As you explore, you’ll learn more about OPUS’ world and history through a variety of sources: John’s memories, found documents and objects, and the ever-present ghosts which whisper to you as you move around the map. Some of these ghosts will confide in John their last regrets or unfinished business, and — if you manage to scrounge up the materials needed — you can put their souls at peace through crafting side-quests. Rocket of Whispers has a bleak setup, and the atmosphere is heavy as a result, but helping out ghosts and piecing together the story and lore as you go makes for an enjoyably non-linear narrative adventure.

Like The Day We Found Earth, Rocket of Whispers’ story is carried by strong, effective writing and a charming fixation on information and data; in the former, it was stars, and here, it’s rocket parts. We won’t pretend to know much about the science behind spaceflight even after finishing the OPUS games, but the fact that every item you’ll come across and craft is accompanied by meticulously compiled metadata gives Rocket of Whispers an endearingly unique style.

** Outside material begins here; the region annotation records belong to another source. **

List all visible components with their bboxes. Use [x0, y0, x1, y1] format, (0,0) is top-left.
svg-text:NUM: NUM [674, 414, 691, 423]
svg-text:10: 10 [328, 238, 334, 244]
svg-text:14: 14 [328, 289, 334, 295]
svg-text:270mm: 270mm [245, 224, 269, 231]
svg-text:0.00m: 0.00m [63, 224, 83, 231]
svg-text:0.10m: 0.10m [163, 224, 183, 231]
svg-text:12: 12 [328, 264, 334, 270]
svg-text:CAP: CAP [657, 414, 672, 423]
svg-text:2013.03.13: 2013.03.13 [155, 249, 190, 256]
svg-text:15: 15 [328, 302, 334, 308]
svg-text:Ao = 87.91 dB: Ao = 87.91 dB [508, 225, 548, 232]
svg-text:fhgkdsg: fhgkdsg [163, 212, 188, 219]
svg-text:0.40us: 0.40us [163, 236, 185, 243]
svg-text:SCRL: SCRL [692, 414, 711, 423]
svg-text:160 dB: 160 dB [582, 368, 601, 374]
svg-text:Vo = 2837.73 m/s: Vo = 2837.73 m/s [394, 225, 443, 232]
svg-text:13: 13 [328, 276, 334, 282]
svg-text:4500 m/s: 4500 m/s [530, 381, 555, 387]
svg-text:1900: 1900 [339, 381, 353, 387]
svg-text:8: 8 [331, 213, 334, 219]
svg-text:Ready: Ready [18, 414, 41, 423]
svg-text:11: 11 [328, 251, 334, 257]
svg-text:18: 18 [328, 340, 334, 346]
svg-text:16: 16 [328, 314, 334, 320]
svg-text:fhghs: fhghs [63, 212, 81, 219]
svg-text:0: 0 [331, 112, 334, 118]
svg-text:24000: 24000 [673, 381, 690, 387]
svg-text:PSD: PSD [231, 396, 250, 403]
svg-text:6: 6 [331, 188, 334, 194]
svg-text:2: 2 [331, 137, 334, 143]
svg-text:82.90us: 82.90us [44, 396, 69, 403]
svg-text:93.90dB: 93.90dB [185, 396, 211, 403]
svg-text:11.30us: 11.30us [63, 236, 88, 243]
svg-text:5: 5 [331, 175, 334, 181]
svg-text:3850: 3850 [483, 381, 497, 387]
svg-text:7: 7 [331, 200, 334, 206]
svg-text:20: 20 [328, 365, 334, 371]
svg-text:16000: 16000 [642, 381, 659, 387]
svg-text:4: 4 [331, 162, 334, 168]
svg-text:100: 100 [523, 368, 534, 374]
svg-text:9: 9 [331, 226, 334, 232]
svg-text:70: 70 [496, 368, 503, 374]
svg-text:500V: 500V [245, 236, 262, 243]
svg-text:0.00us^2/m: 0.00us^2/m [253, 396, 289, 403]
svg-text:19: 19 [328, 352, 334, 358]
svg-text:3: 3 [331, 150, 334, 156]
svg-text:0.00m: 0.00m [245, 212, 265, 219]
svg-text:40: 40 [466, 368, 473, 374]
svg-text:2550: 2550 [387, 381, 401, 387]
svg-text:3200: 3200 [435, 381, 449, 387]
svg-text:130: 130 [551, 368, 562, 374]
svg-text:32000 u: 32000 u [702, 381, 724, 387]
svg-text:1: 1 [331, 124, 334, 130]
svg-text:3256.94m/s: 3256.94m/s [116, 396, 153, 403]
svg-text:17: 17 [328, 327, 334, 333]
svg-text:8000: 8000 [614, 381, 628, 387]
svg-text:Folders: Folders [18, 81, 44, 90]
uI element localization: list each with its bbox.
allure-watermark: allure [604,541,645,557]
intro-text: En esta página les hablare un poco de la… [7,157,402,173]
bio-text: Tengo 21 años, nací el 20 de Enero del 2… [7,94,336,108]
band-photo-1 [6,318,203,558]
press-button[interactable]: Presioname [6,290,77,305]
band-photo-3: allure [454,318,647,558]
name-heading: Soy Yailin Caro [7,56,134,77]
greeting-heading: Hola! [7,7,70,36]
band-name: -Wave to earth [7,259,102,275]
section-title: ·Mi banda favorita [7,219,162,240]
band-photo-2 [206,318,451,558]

Apart from the text, that style is further bolstered by OPUS’ presentation, which makes excellent use of a simple art style. It’s childlike in a way that helps soften the dreariness of the world, and its mostly muted earth and sepia tones make the moments of colour that do appear feel truly special. The same can be said of the soundtrack; it’s atmospheric and subtle, with a prominent piano, and often drifts out to leave only the sound of boots crunching in snow before swelling back in.

One of the things we loved most about OPUS: The Day We Found Earth was how it felt like a narrative that could truly only be told in a game. That same synergy between gameplay and storytelling is still present in Rocket of Whispers, but it’s perhaps less impactful here, if only because of the familiarity of the mechanics; star-gazing felt utterly unique as a gameplay conceit, but the nuts-and-bolts of scavenging and rocket building — exploration, collecting, and crafting — are standard fare in the medium. 

Still, even with its more conventional gameplay loop, Rocket of Whispers manages to keep the beautiful crescendo pacing that defines the OPUS series; it starts off comfortably slow but steadily increases towards a breathless finale — an unforgettable fusion of music, gameplay, and story that made us undock the Switch, plug in headphones, and play straight through until the end credits.

For us, the journey took around four hours, which felt just about perfect. We had very few complaints along the way, and the issues we did note were slight; the lack of touchscreen control felt strange, but it’s certainly not a dealbreaker (the left analogue stick controls a cursor in the non-overhead sections), and as much as we sometimes wished for waypoints, we also enjoyed having to map out a mental picture of the town as we explored.

Conclusion

An emotional experience that’s as much about loneliness and letting go as it is about rockets, OPUS: Rocket of Whispers captivates from start to finish. It’s darker and bleaker than its predecessor, and scavenging for rocket parts isn’t as immediately appealing as stargazing, but it’s still every bit the affecting combination of narrative and gameplay that defined The Day We Found Earth. If you like curling up with a good book as much as sitting down with a good game, Rocket of Whispers is a perfect way to spend an enjoyable afternoon.